No soy “lavolpista”, es más, me cae mal la actitud de su antecesor Ricardo Lavolpe (a quien Hugo Sanchez se encargo de hacer trizas frente a los micrófonos, según argumentaba, por inepto), pero debo reconocer que Ricardo sabe de su profesión, que domina los conceptos futbolísticos, es alguien con quien se puede discutir interesantemente de táctica en una mesa redonda y que sabe lo que está haciendo (hago constar que no quiero que regrese, de ninguna forma, puesto que su ciclo termino). Por el contrario, a Hugo Sanchez no le he visto un solo día en alguna entrevista o mesa redonda hablando de lo que supone domina: el arte del futbol, de la estrategia deportiva aplicada en la cancha, solo le he escuchado primero despotricar contra su antecesor, y ahora solo quejarse y echarle la culpa hasta a la mala vibra de los aficionados y periodistas mexicanos y decir que por eso pierde la selección; que vestidos de color blanco los jugadores mexicanos se ven más numerosos que el rival; que la cancha de juego ayudo al equipo contrario (!!!pues si ambos equipos jugaron en ella¡¡¡¡); que la selección mayor es otra cosa respecto a la juvenil sin darse cuenta que esto es un desprecio hacia los jóvenes que el mismo dirigió haciendo a un lado al entrenador de selecciones juveniles de varios años que nos dio el único campeonato mundial de fútbol para México en sub-17, Jesus Reyes, figurando como el DT en el torneo preolimpico, para fracasar estrepitosamente. ¿Y su responsabilidad?….pues simplemente no la asumio por si mismo, sino la acepto a base de endilgársela la prensa abiertamente para hacerle ver que es el el técnico nacional y responsable del triunfo o del fracaso del proyecto como en cualquier otra empresa del mundo sucede con los directores de área respectivos.

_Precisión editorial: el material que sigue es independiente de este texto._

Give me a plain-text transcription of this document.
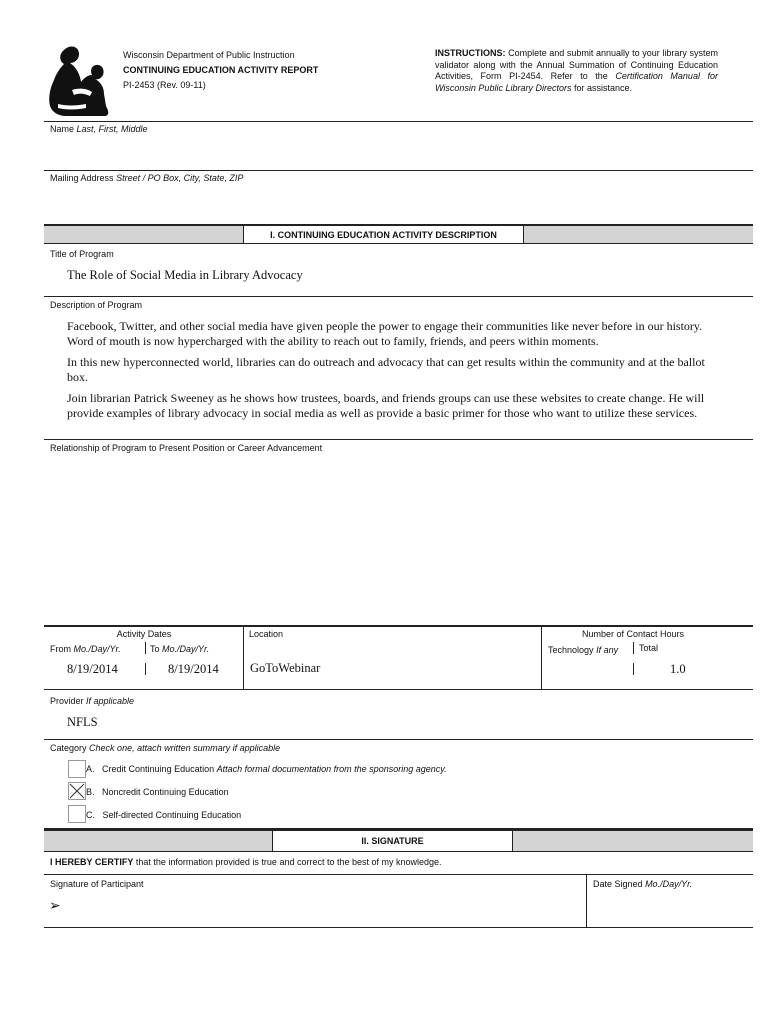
Wisconsin Department of Public Instruction
CONTINUING EDUCATION ACTIVITY REPORT
PI-2453 (Rev. 09-11)
INSTRUCTIONS: Complete and submit annually to your library system validator along with the Annual Summation of Continuing Education Activities, Form PI-2454. Refer to the Certification Manual for Wisconsin Public Library Directors for assistance.
Name Last, First, Middle
Mailing Address Street / PO Box, City, State, ZIP
I. CONTINUING EDUCATION ACTIVITY DESCRIPTION
Title of Program
The Role of Social Media in Library Advocacy
Description of Program
Facebook, Twitter, and other social media have given people the power to engage their communities like never before in our history. Word of mouth is now hypercharged with the ability to reach out to family, friends, and peers within moments.
In this new hyperconnected world, libraries can do outreach and advocacy that can get results within the community and at the ballot box.
Join librarian Patrick Sweeney as he shows how trustees, boards, and friends groups can use these websites to create change. He will provide examples of library advocacy in social media as well as provide a basic primer for those who want to utilize these services.
Relationship of Program to Present Position or Career Advancement
Activity Dates
From Mo./Day/Yr.	To Mo./Day/Yr.
8/19/2014	8/19/2014
Location
GoToWebinar
Number of Contact Hours
Technology If any Total
1.0
Provider If applicable
NFLS
Category Check one, attach written summary if applicable
A. Credit Continuing Education Attach formal documentation from the sponsoring agency.
B. Noncredit Continuing Education
C. Self-directed Continuing Education
II. SIGNATURE
I HEREBY CERTIFY that the information provided is true and correct to the best of my knowledge.
Signature of Participant
➢
Date Signed Mo./Day/Yr.
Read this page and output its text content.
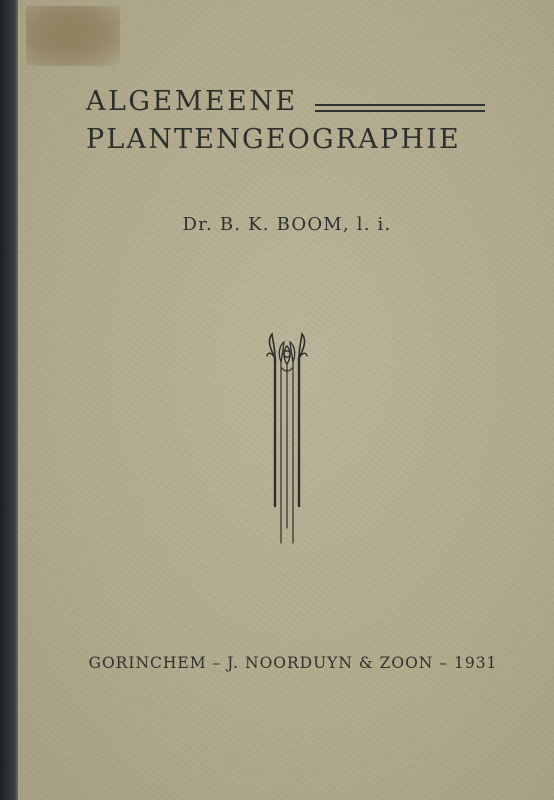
ALGEMEENE
PLANTENGEOGRAPHIE
Dr. B. K. BOOM, l. i.
GORINCHEM – J. NOORDUYN & ZOON – 1931
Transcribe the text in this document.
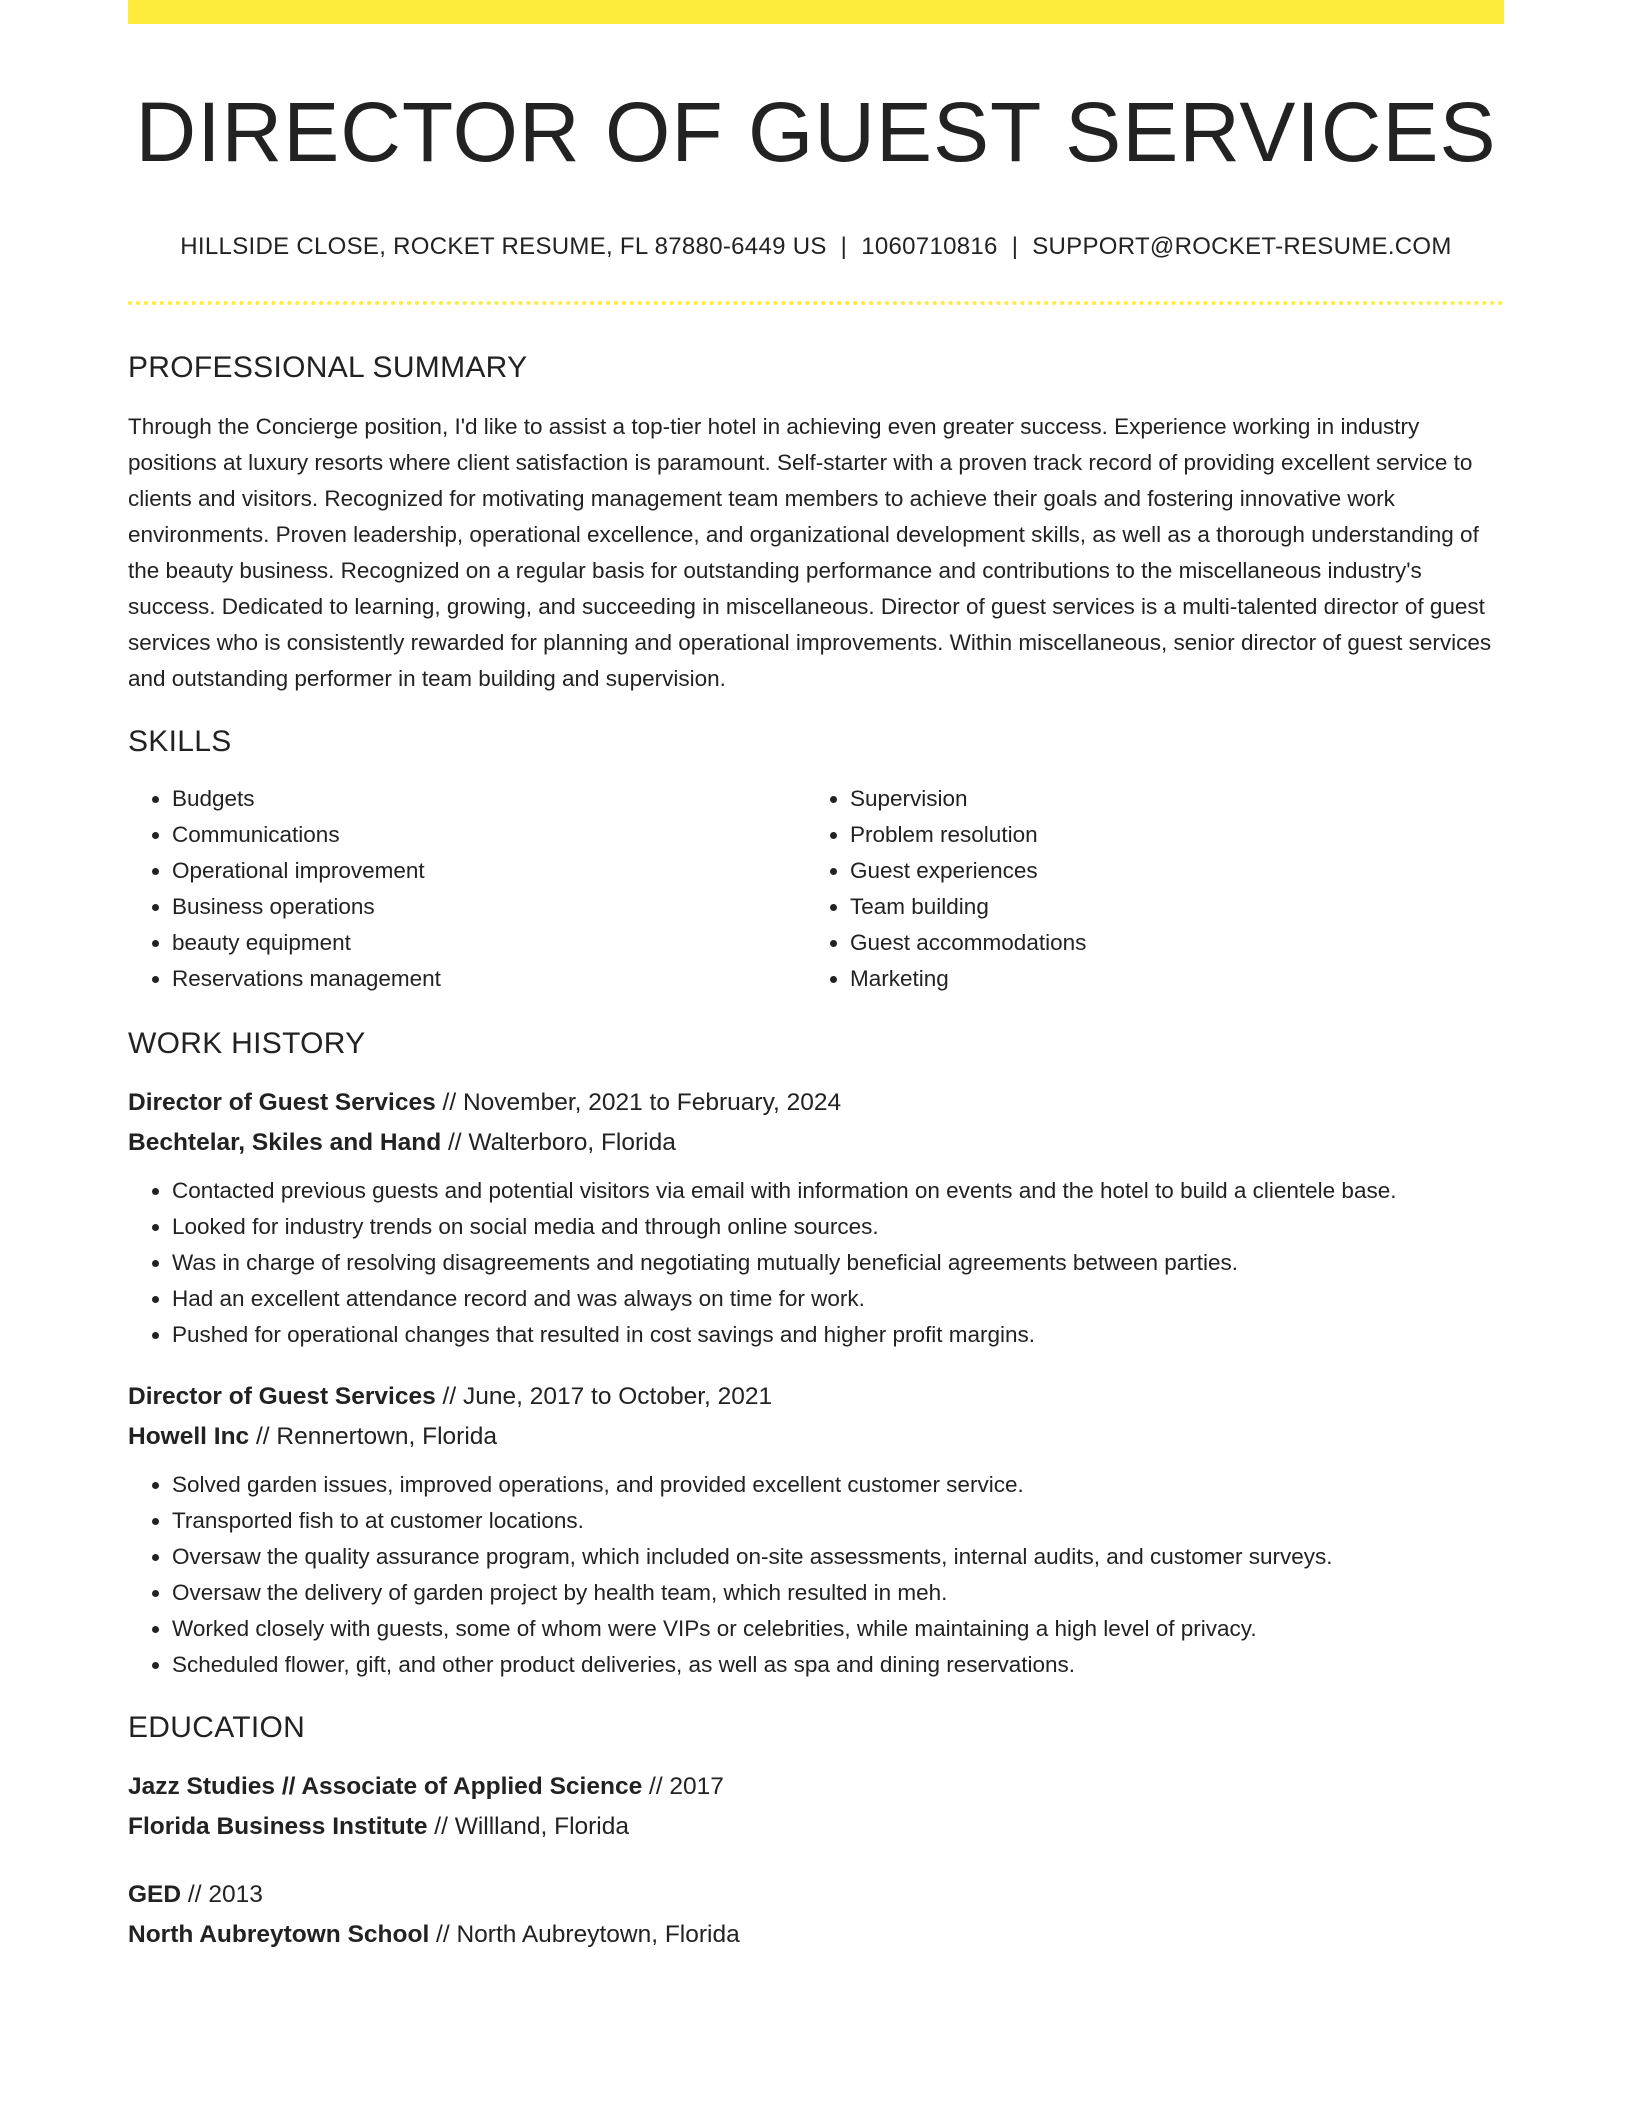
DIRECTOR OF GUEST SERVICES
HILLSIDE CLOSE, ROCKET RESUME, FL 87880-6449 US | 1060710816 | SUPPORT@ROCKET-RESUME.COM
PROFESSIONAL SUMMARY
Through the Concierge position, I'd like to assist a top-tier hotel in achieving even greater success. Experience working in industry positions at luxury resorts where client satisfaction is paramount. Self-starter with a proven track record of providing excellent service to clients and visitors. Recognized for motivating management team members to achieve their goals and fostering innovative work environments. Proven leadership, operational excellence, and organizational development skills, as well as a thorough understanding of the beauty business. Recognized on a regular basis for outstanding performance and contributions to the miscellaneous industry's success. Dedicated to learning, growing, and succeeding in miscellaneous. Director of guest services is a multi-talented director of guest services who is consistently rewarded for planning and operational improvements. Within miscellaneous, senior director of guest services and outstanding performer in team building and supervision.
SKILLS
• Budgets
• Communications
• Operational improvement
• Business operations
• beauty equipment
• Reservations management
• Supervision
• Problem resolution
• Guest experiences
• Team building
• Guest accommodations
• Marketing
WORK HISTORY
Director of Guest Services // November, 2021 to February, 2024
Bechtelar, Skiles and Hand // Walterboro, Florida
• Contacted previous guests and potential visitors via email with information on events and the hotel to build a clientele base.
• Looked for industry trends on social media and through online sources.
• Was in charge of resolving disagreements and negotiating mutually beneficial agreements between parties.
• Had an excellent attendance record and was always on time for work.
• Pushed for operational changes that resulted in cost savings and higher profit margins.
Director of Guest Services // June, 2017 to October, 2021
Howell Inc // Rennertown, Florida
• Solved garden issues, improved operations, and provided excellent customer service.
• Transported fish to at customer locations.
• Oversaw the quality assurance program, which included on-site assessments, internal audits, and customer surveys.
• Oversaw the delivery of garden project by health team, which resulted in meh.
• Worked closely with guests, some of whom were VIPs or celebrities, while maintaining a high level of privacy.
• Scheduled flower, gift, and other product deliveries, as well as spa and dining reservations.
EDUCATION
Jazz Studies // Associate of Applied Science // 2017
Florida Business Institute // Willland, Florida
GED // 2013
North Aubreytown School // North Aubreytown, Florida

He de confesar que siento algo de molestia en este asunto, y la siento como mexicano por la manera tan poco ética en que Sanchez llevo la situación. Insisto que como jugador tiene todos mis respetos y mi admiración por lo logrado a nivel internacional, es sin duda un ejemplo a seguir en ese aspecto, pero ahí no abría la boca ni nos había sorprendido a muchos con toda la bola de sandeces que suele decir en un puesto en el que figura como el jefe. Su personalidad es muy compleja, y tristemente me he dado cuenta, también muy poco coherente entre el dicho y el hecho. Lástima que su imagen en términos generales ha caído en mi percepción….y lo peor, se empeña en creer que todos están equivocados y solo él tiene la verdad absoluta, sin mostrar la mínima pizca de humildad para reconocer que se equivoco….cuánto daño le ha hecho gente así a grupos enteros en la historia mundial por causa de la estúpida e hiriente soberbia.